The random forest is a mixture of regression tree, each fitted over a different bootstrap sample, which allows it to combine basic tree
set.seed(1)
forestFit <- train(classe ~ ., method="rf",trControl=trainControl(method = "cv", number =5), data=training)
print(forestFit)
## Random Forest
##
## 11776 samples
## 53 predictor
## 5 classes: 'A', 'B', 'C', 'D', 'E'
##
## No pre-processing
## Resampling: Cross-Validated (5 fold)
##
## Summary of sample sizes: 9421, 9420, 9423, 9420, 9420
##
## Resampling results across tuning parameters:
##
## mtry Accuracy Kappa Accuracy SD Kappa SD
## 2 0.9863279 0.9827017 0.004487297 0.005680648
## 29 0.9892150 0.9863556 0.002415356 0.003057291
## 57 0.9833570 0.9789432 0.003796549 0.004806476
##
## Accuracy was used to select the optimal model using the largest value.
## The final value used for the model was mtry = 29.
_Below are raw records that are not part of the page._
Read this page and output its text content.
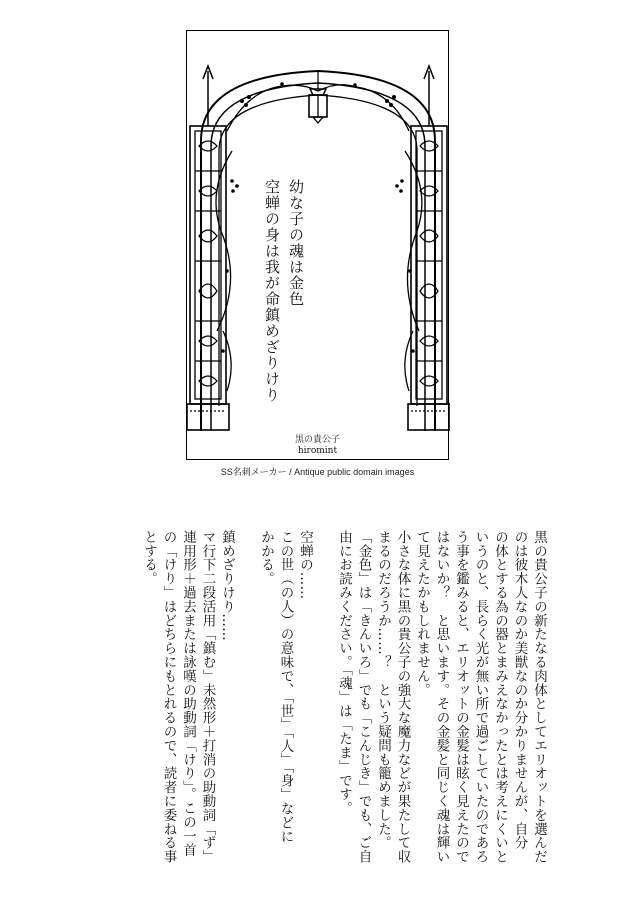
幼な子の魂は金色
空蝉の身は我が命鎮めざりけり
黒の貴公子
hiromint
SS名刺メーカー / Antique public domain images
黒の貴公子の新たなる肉体としてエリオットを選んだ
のは彼木人なのか美獣なのか分かりませんが、自分
の体とする為の器とまみえなかったとは考えにくいと
いうのと、長らく光が無い所で過ごしていたのであろ
う事を鑑みると、エリオットの金髪は眩く見えたので
はないか？　と思います。その金髪と同じく魂は輝い
て見えたかもしれません。
小さな体に黒の貴公子の強大な魔力などが果たして収
まるのだろうか……？　という疑問も籠めました。
「金色」は「きんいろ」でも「こんじき」でも、ご自
由にお読みください。「魂」は「たま」です。
空蝉の……
この世（の人）の意味で、「世」「人」「身」などに
かかる。
鎮めざりけり……
マ行下二段活用「鎮む」未然形＋打消の助動詞「ず」
連用形＋過去または詠嘆の助動詞「けり」。この一首
の「けり」はどちらにもとれるので、読者に委ねる事
とする。
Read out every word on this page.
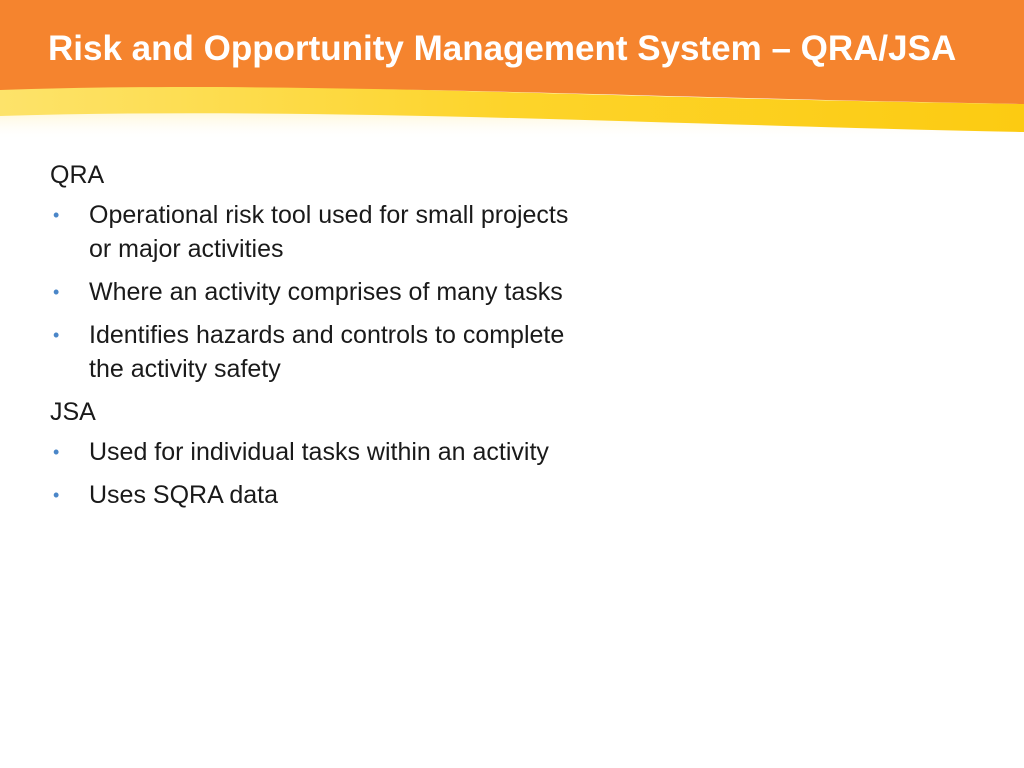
Risk and Opportunity Management System – QRA/JSA

QRA

•	Operational risk tool used for small projects or major activities
•	Where an activity comprises of many tasks
•	Identifies hazards and controls to complete the activity safety

JSA

•	Used for individual tasks within an activity
•	Uses SQRA data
forestpredict=predict(forestFit,testing)
confusionMatrix(testing$classe,forestpredict)
## Confusion Matrix and Statistics
##
## Reference
## Prediction A B C D E
## A 2225 6 0 0 1
## B 6 1507 5 0 0
## C 0 3 1359 5 1
## D 0 1 23 1261 1
## E 0 1 1 7 1433
##
## Overall Statistics
##
## Accuracy : 0.9922
## 95% CI : (0.99, 0.994)
## No Information Rate : 0.2843
## P-Value [Acc > NIR] : < 2.2e-16
##
## Kappa : 0.9902
## Mcnemar's Test P-Value : NA
##
## Statistics by Class:
##
## Class: A Class: B Class: C Class: D Class: E
## Sensitivity 0.9973 0.9928 0.9791 0.9906 0.9979
## Specificity 0.9988 0.9983 0.9986 0.9962 0.9986
## Pos Pred Value 0.9969 0.9928 0.9934 0.9806 0.9938
## Neg Pred Value 0.9989 0.9983 0.9955 0.9982 0.9995
## Prevalence 0.2843 0.1935 0.1769 0.1622 0.1830
## Detection Rate 0.2836 0.1921 0.1732 0.1607 0.1826
## Detection Prevalence 0.2845 0.1935 0.1744 0.1639 0.1838
## Balanced Accuracy 0.9980 0.9955 0.9889 0.9934 0.9983
We see that the random forest produces 99% of the out-of-sample prediction accuracy, with a 95% confidence interval of (0.9887, 0.993), which is extremely impressive performance. It dominates the simple regression tree model along many other measures, such as specificity and sensitivity. Thus, we have little choice but to pick the random forest as the winning algorithm.
Now we go the 20 test cases provided to use and build predictions for those.
forestpredict.final<-predict(forestFit,test)
print(forestpredict.final)
## [1] B A B A A E D B A A B C B A E E A B B B
## Levels: A B C D E
Write out the answers for the automatic grading
pml_write_files = function(x){
n = length(x)
for(i in 1:n){
filename = paste0("problem_id_",i,".txt")
write.table(x[i],file=filename,quote=FALSE,row.names=FALSE,col.names=FALSE)
}
}
pml_write_files(forestpredict.final)
We tried to predict the outcome variable (categorical variable called "classe") using 53 raw predictors, using popular machine learning algorithms.
We considered 4 algorithms:
-
- basic regression tree,
-
- basic multinomial logistic regression with lasso penalty,
-
- linear vector support machines,
-
- random forest (a mixture of regression trees).
We eliminated algorithms 2 and 3 on computational grounds. We have chosen algorithm 4 based upon the far superior out-of-sample prediction performance, namely used a hold-out validation sample to test the final choice between the two algorithms.